When people search for an "SSDI list of impairments," they're usually asking one of two things: Does my condition count? or Where do I find the official list? The answer involves a real, published document — but understanding how the SSA actually uses it is just as important as knowing it exists.
The Social Security Administration maintains a medical reference guide commonly called the Blue Book — formally titled Disability Evaluation Under Social Security. It's publicly available on SSA.gov and organized by body system. Each listing describes a specific medical condition along with the clinical findings, test results, or functional limitations a person must meet or equal to be considered presumptively disabled.
The Blue Book is divided into two parts:
Major body systems covered include:
| Body System | Examples of Listed Conditions |
|---|---|
| Musculoskeletal | Spine disorders, joint dysfunction, amputations |
| Cardiovascular | Chronic heart failure, coronary artery disease |
| Respiratory | COPD, asthma, cystic fibrosis |
| Neurological | Epilepsy, Parkinson's disease, multiple sclerosis |
| Mental Disorders | Depression, schizophrenia, PTSD, intellectual disorder |
| Immune System | Lupus, HIV, inflammatory arthritis |
| Cancer (Malignant Neoplasms) | Various cancers by type and severity |
| Endocrine | Disorders affecting pituitary, thyroid, adrenal function |
| Digestive | Liver disease, inflammatory bowel disease |
| Genitourinary | Chronic kidney disease |
| Hematological | Sickle cell disease, bone marrow failure |
| Special Senses/Speech | Vision loss, hearing loss |
There are two ways a condition can satisfy a Blue Book listing:
Meeting a listing means your medical records document every specific criterion outlined for that condition. For example, a cardiovascular listing might require documented ejection fraction below a certain threshold, a specific exercise tolerance test result, and ongoing symptoms despite treatment. All criteria must be present — not just some.
Equaling a listing applies when your condition doesn't precisely match the written criteria but is medically equivalent in severity. This can happen because your impairment is similar to a listed one, or because the combined effect of multiple impairments together equals a listing. Equalizing a listing requires SSA to consult a medical expert.
This is where many applicants misunderstand the process. Not being in the Blue Book does not mean you can't qualify for SSDI.
If a claimant doesn't meet or equal a listing, the SSA moves to the next steps of the five-step sequential evaluation:
Steps 4 and 5 are where Residual Functional Capacity (RFC) becomes central. RFC is an assessment of what you can still do despite your limitations — how long you can sit, stand, lift, concentrate, follow instructions, or manage stress. Many people who don't meet a listing are approved at steps 4 or 5 based on RFC findings.
Certain diagnoses appear frequently in approved SSDI claims: degenerative disc disease, major depressive disorder, anxiety disorders, diabetes with complications, COPD, heart failure, and various cancers. But no condition automatically guarantees approval. What matters is how that condition affects your specific functioning, as documented in your medical records.

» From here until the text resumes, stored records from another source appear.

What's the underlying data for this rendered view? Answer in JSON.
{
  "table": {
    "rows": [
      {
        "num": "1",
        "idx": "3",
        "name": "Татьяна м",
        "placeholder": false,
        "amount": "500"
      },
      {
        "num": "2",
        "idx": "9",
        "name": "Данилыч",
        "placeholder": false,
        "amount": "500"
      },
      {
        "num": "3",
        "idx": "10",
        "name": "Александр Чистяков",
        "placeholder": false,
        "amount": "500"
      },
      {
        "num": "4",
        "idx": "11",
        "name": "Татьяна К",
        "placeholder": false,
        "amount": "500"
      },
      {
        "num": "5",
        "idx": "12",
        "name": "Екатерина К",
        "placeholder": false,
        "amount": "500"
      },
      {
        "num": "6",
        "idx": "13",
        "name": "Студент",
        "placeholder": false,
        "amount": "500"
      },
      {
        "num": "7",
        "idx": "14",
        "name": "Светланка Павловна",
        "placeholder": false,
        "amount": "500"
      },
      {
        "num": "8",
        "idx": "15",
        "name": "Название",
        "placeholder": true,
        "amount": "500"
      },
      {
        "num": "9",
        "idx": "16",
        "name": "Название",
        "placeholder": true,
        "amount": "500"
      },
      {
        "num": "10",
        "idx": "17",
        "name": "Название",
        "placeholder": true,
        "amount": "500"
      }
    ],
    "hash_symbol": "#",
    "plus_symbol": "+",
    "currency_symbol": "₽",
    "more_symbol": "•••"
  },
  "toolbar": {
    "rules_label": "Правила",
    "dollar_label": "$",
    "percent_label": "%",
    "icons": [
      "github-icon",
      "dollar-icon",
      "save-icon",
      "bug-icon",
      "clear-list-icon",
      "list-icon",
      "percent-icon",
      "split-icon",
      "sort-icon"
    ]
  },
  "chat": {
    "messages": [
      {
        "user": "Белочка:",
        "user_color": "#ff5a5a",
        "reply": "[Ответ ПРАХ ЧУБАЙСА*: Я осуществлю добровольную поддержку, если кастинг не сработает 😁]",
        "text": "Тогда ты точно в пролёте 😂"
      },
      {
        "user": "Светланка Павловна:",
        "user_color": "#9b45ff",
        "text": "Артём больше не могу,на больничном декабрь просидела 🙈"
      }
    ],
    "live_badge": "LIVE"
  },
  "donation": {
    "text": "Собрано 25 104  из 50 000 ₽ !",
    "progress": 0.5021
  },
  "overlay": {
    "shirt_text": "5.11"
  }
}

The SSA also maintains a Compassionate Allowances (CAL) list — a separate fast-track program for conditions so severe that approval can happen in days rather than months. This includes certain aggressive cancers, early-onset Alzheimer's, and rare pediatric disorders. CAL doesn't create a different standard; it accelerates the process for conditions almost certain to meet it. 🔍
The Blue Book is only as useful as the documentation behind it. Disability Determination Services (DDS) — state agencies that handle initial reviews on SSA's behalf — evaluate whether your medical records establish the clinical findings each listing requires. Gaps in treatment, missing test results, or outdated records can prevent an otherwise qualifying condition from being approved at the initial stage.
This is also why the same diagnosis can lead to very different outcomes. Two people with rheumatoid arthritis may have entirely different medical histories, treatment responses, and functional limitations. One may meet a listing; the other may not — but could still be approved through RFC analysis.
The Blue Book tells you what SSA looks for. It doesn't tell you whether your records demonstrate it, how a DDS reviewer will weigh conflicting evidence, whether your treating physician's documentation is detailed enough, or how your work history and age interact with your RFC at step 5.
Those variables — your specific medical record, your work credits, how long you've been impaired, and what your doctors have documented — are the part of this equation only your individual claim can answer.